Cheers Frank
I'm now using this:
$ip = $_SERVER["REMOTE_ADDR"];
$query = $db->write_query('SELECT filter FROM '.TABLE_PREFIX. 'banfilters');
while($result = $db->fetch_array($query))
{
$res .= $result['filter']."<br/>";
if ($ip == $res)
{
echo "<div style='width:956px; height:20px; background:#FF0000; margin:auto auto;'><strong>Banned! :-(</strong></div>";
}
else
{
echo "<div style='width:956px; height:20px; background:#00FF00; margin:auto auto;'><strong>Not Banned! :-D</strong></div>";
}
}
But it's still returning false, even if I'm banned.
Thanks
![Smile Smile](https://community.mybb.com/images/smilies/smile.gif)
Try this;
$ip = $_SERVER["REMOTE_ADDR"];
$query = $db->write_query('SELECT filter FROM '.TABLE_PREFIX. 'banfilters');
while($result = $db->fetch_array($query))
{
if ($ip == $result['filter'])
{
echo "<div style='width:956px; height:20px; background:#FF0000; margin:auto auto;'><strong>Banned! :-(</strong></div>";
}
else
{
echo "<div style='width:956px; height:20px; background:#00FF00; margin:auto auto;'><strong>Not Banned! :-D</strong></div>";
}
}
Cheers Yaldaram
It now shows I'm banned when I've banned my IP (which is correct), however when I unban myself, it doesn't return "Not Banned! :-D"
Thanks again!
![Smile Smile](https://community.mybb.com/images/smilies/smile.gif)
Actually this might work better:
$ip = $_SERVER["REMOTE_ADDR"];
$check = $db->query("SELECT filter FROM ".TABLE_PREFIX."banfilters WHERE filter='{$ip}'");
if(mysql_num_rows($check) != 0)
{
echo "<div style='width:956px; height:20px; background:#FF0000; margin:auto auto;'><strong>Banned! :-(</strong></div>";
}else{
echo "<div style='width:956px; height:20px; background:#00FF00; margin:auto auto;'><strong>Not Banned! :-D</strong></div>";
}
Replace all code with this, its clean and tested;
$ip = $_SERVER["REMOTE_ADDR"];
$query = $db->query("SELECT `filter` FROM ".TABLE_PREFIX."banfilters WHERE filter='{$ip}'");
$result = $db->fetch_field($query, "filter");
if ($result)
{
error("Your IP is banned.");
}
else
{
error("Its fine.");
}
Edit: Haven't seen Frank's post. I think his code will work too.

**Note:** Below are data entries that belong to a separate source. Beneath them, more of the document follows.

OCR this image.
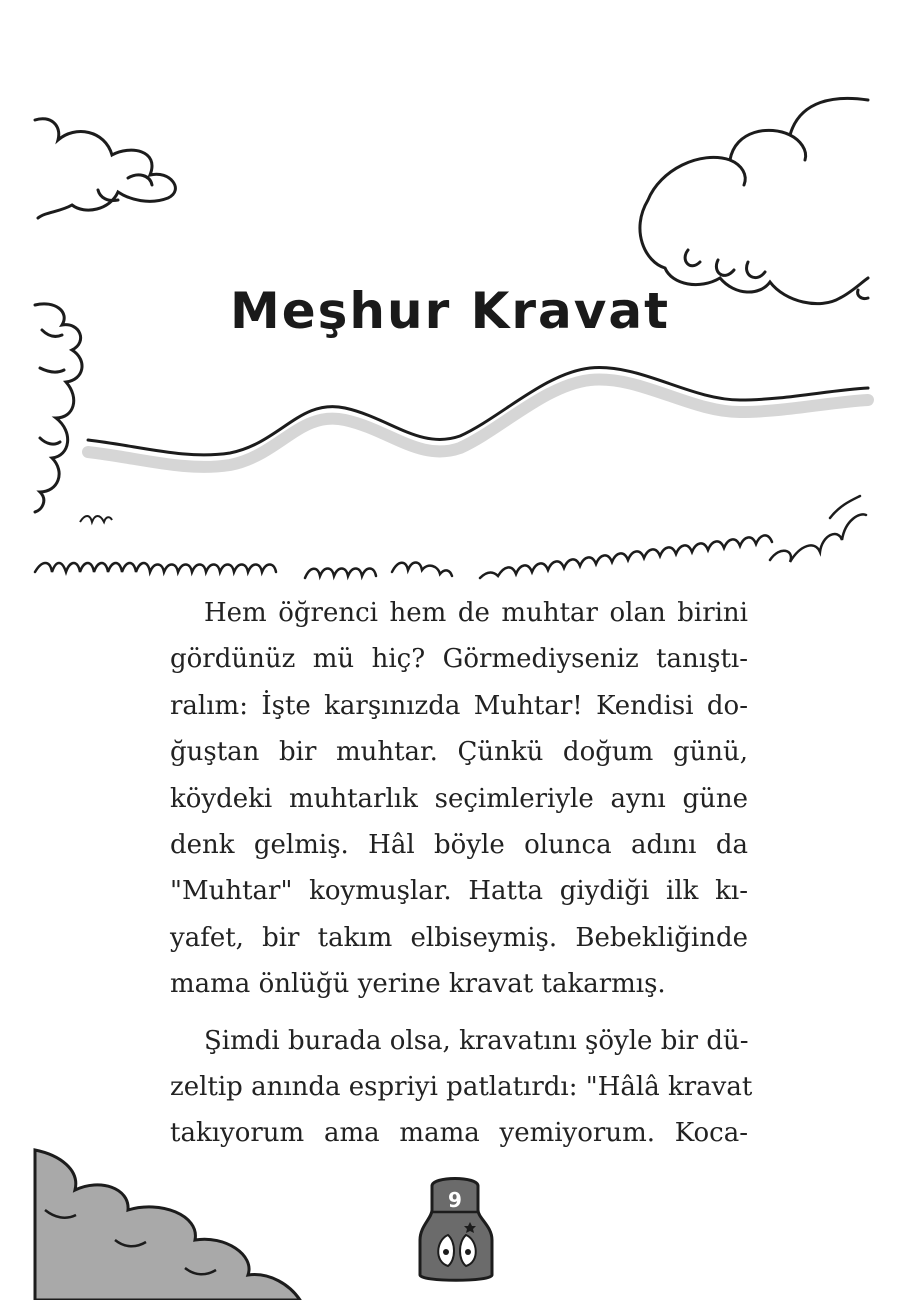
Meşhur Kravat
Hem öğrenci hem de muhtar olan birini
gördünüz mü hiç? Görmediyseniz tanıştı-
ralım: İşte karşınızda Muhtar! Kendisi do-
ğuştan bir muhtar. Çünkü doğum günü,
köydeki muhtarlık seçimleriyle aynı güne
denk gelmiş. Hâl böyle olunca adını da
"Muhtar" koymuşlar. Hatta giydiği ilk kı-
yafet, bir takım elbiseymiş. Bebekliğinde
mama önlüğü yerine kravat takarmış.
Şimdi burada olsa, kravatını şöyle bir dü-
zeltip anında espriyi patlatırdı: "Hâlâ kravat
takıyorum ama mama yemiyorum. Koca-
9
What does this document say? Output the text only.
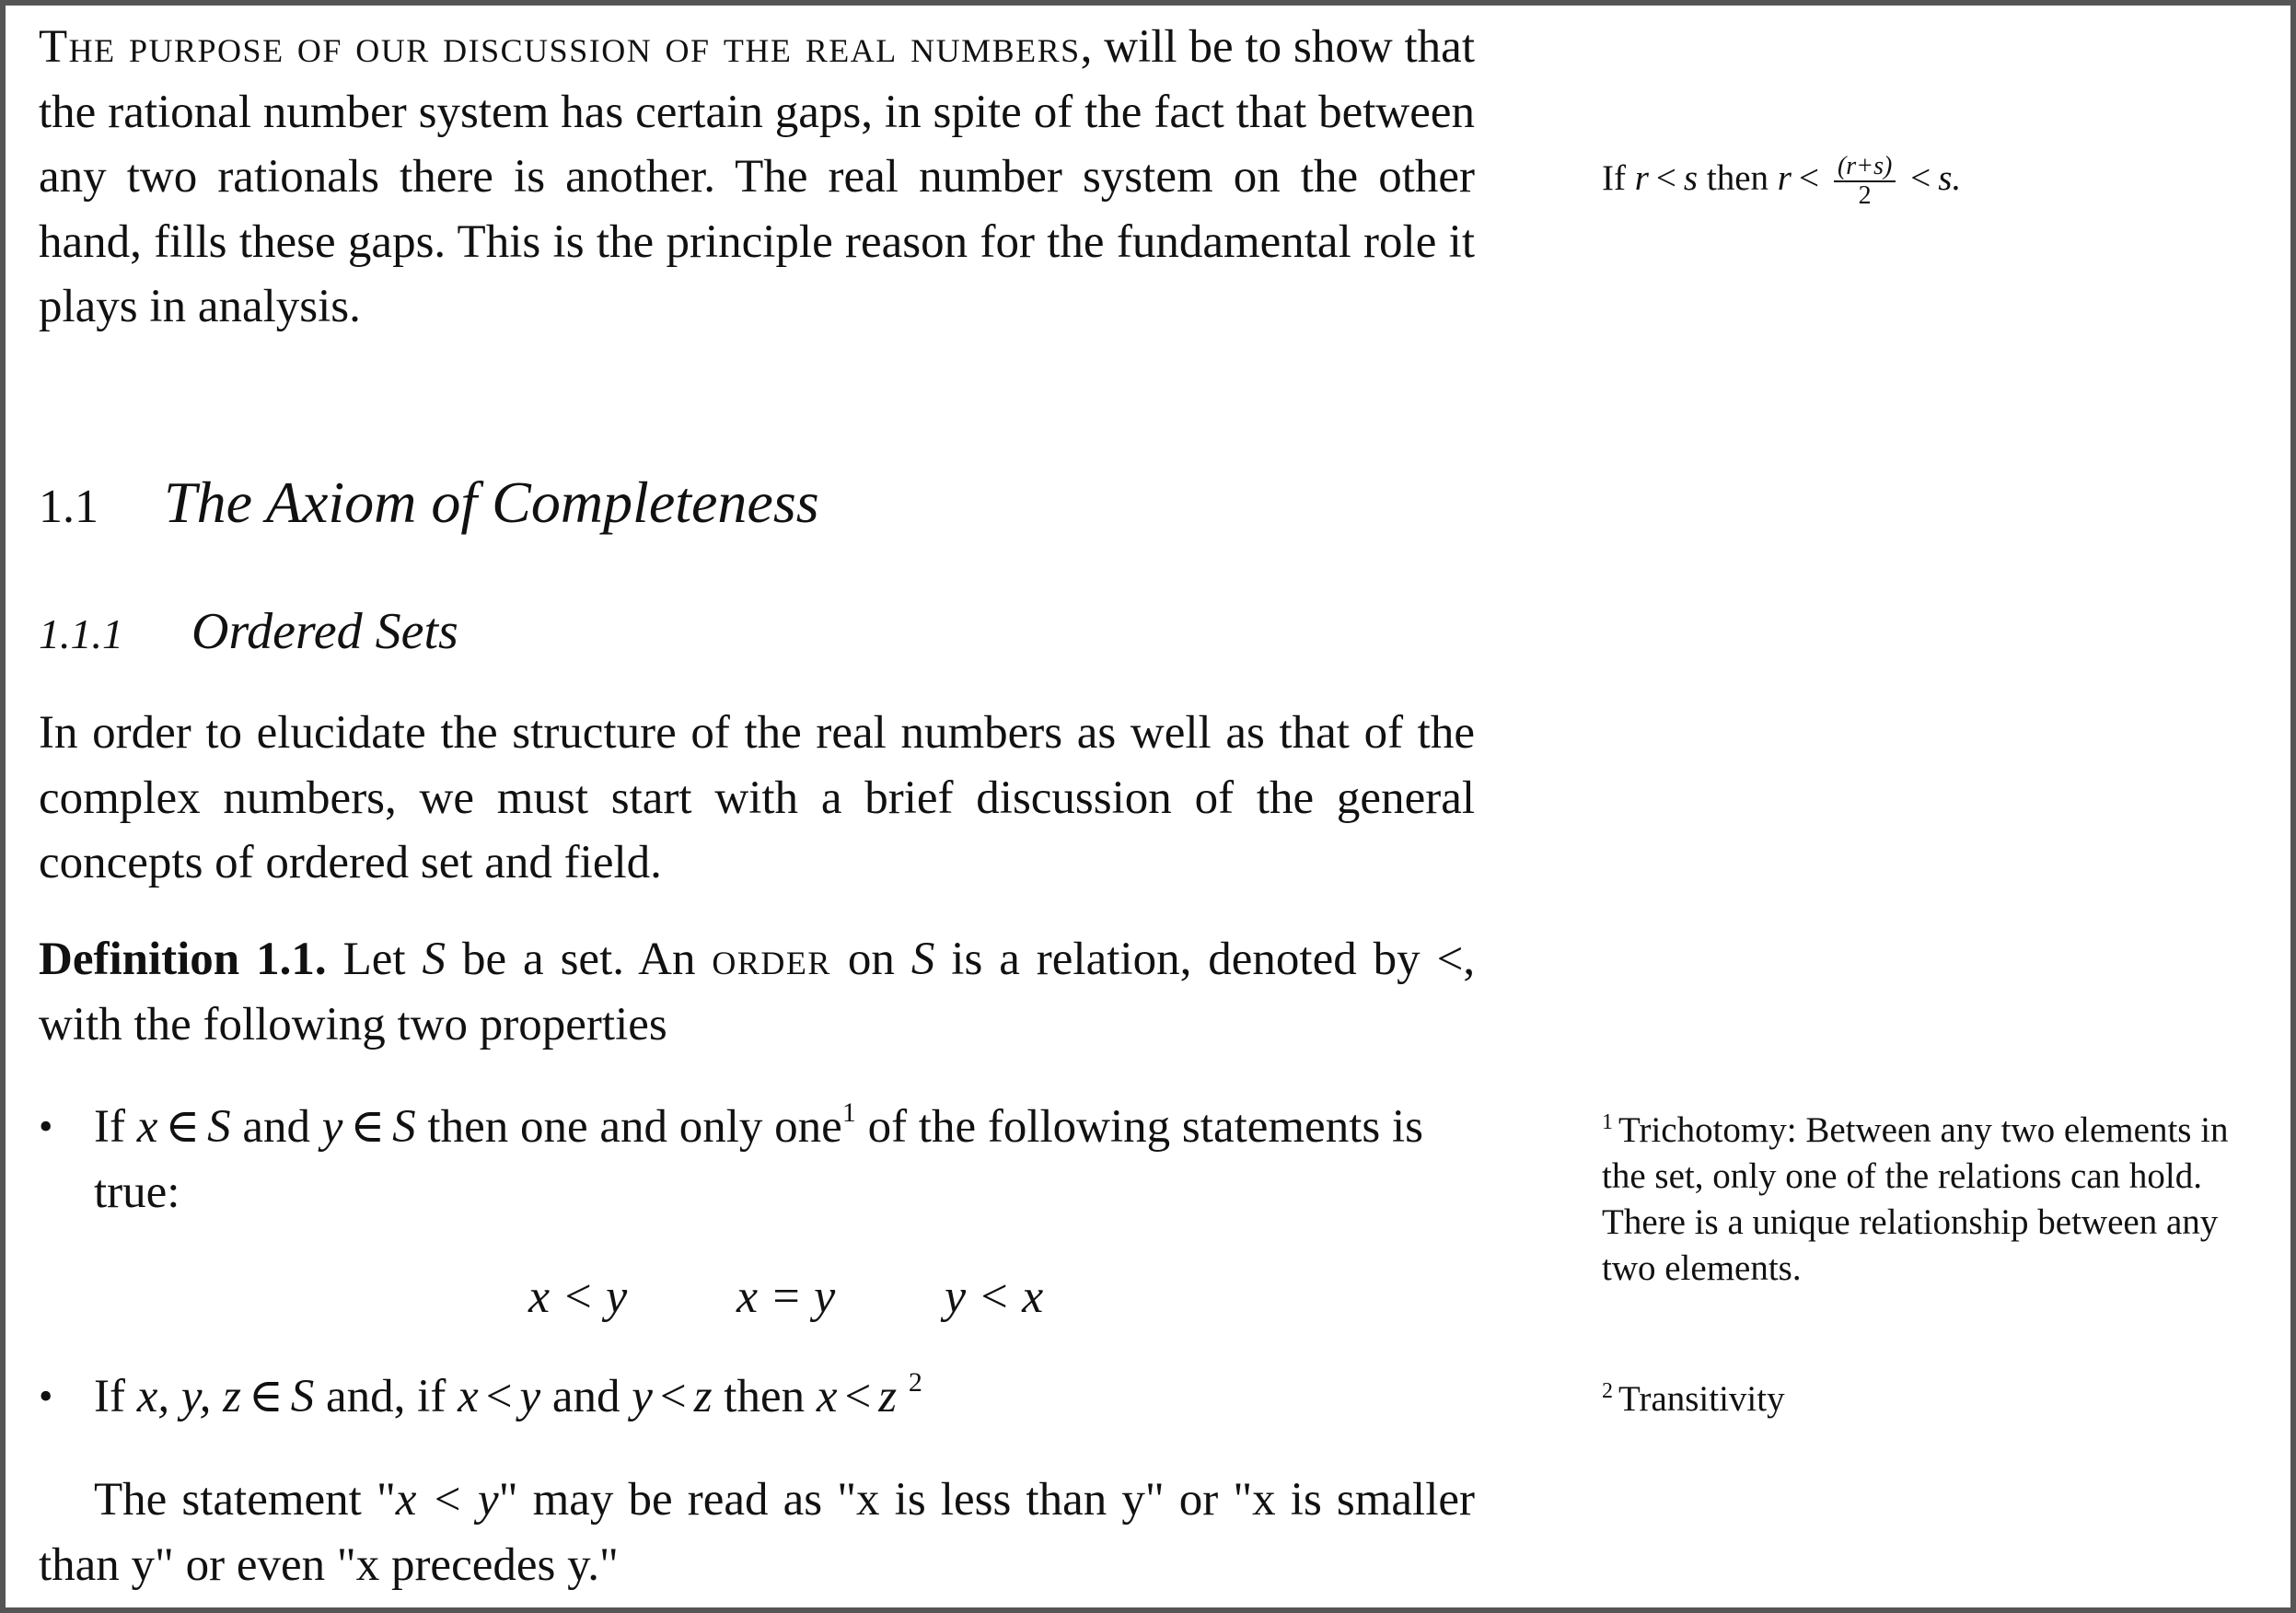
The purpose of our discussion of the real numbers, will be to show that the rational number system has certain gaps, in spite of the fact that between any two rationals there is another. The real number system on the other hand, fills these gaps. This is the principle reason for the fundamental role it plays in analysis.

If r < s then $r < \frac{(r+s)}{2} < s$.
1.1 The Axiom of Completeness
1.1.1 Ordered Sets

In order to elucidate the structure of the real numbers as well as that of the complex numbers, we must start with a brief discussion of the general concepts of ordered set and field.

Definition 1.1. Let S be a set. An order on S is a relation, denoted by <, with the following two properties

• If x ∈ S and y ∈ S then one and only one$^1$ of the following statements is true:
x < y	x = y	y < x
• If x, y, z ∈ S and, if x < y and y < z then x < z $^2$

The statement "x < y" may be read as "x is less than y" or "x is smaller than y" or even "x precedes y."

$^1$ Trichotomy: Between any two elements in the set, only one of the relations can hold. There is a unique relationship between any two elements.

$^2$ Transitivity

Cheers - seems to work perfectly!
One more question:
I'm using a script to help deter proxy servers which looks like this:
// Function to get the client ip address
if (!empty($_SERVER["HTTP_CLIENT_IP"]))
{
//check for ip from share internet
$ip = $_SERVER["HTTP_CLIENT_IP"];
}
elseif (!empty($_SERVER["HTTP_X_FORWARDED_FOR"]))
{
// Check for the Proxy User
$ip = $_SERVER["HTTP_X_FORWARDED_FOR"];
}
else
{
$ip = $_SERVER["REMOTE_ADDR"];
}
However when I try echo $ip when not using a proxy, it echoes my IP correctly. However, when I try echo $ip when using a proxy server, it's formatted like this:
realip, proxyip
How could I remove the proxy IP from that?
Thanks
![Smile Smile](https://community.mybb.com/images/smilies/smile.gif)
Try This:
<?php
$y = $_SERVER["REMOTE_ADDR"];
$x = $_SERVER["HTTP_X_FORWARDED_FOR"];
if (empty($x))
{
echo "Not Using Proxy. Your IP address is: $y";
}else{
echo "Using Proxy. Your Proxy IP is $y. Your real IP address is: $x";
}
?>
Thanks Frank
It's telling me I'm using a proxy (which is the same ip as my real one) even when I'm not
Thanks
![Smile Smile](https://community.mybb.com/images/smilies/smile.gif)
Try this:
<?php
$y = $_SERVER["REMOTE_ADDR"];
$x = $_SERVER["HTTP_X_FORWARDED_FOR"];
if (!$x)
{
echo "Not Using Proxy. Your IP address is: $y";
}else{
echo "Using Proxy. Your Proxy IP is $y. Your real IP address is: $x";
}
?>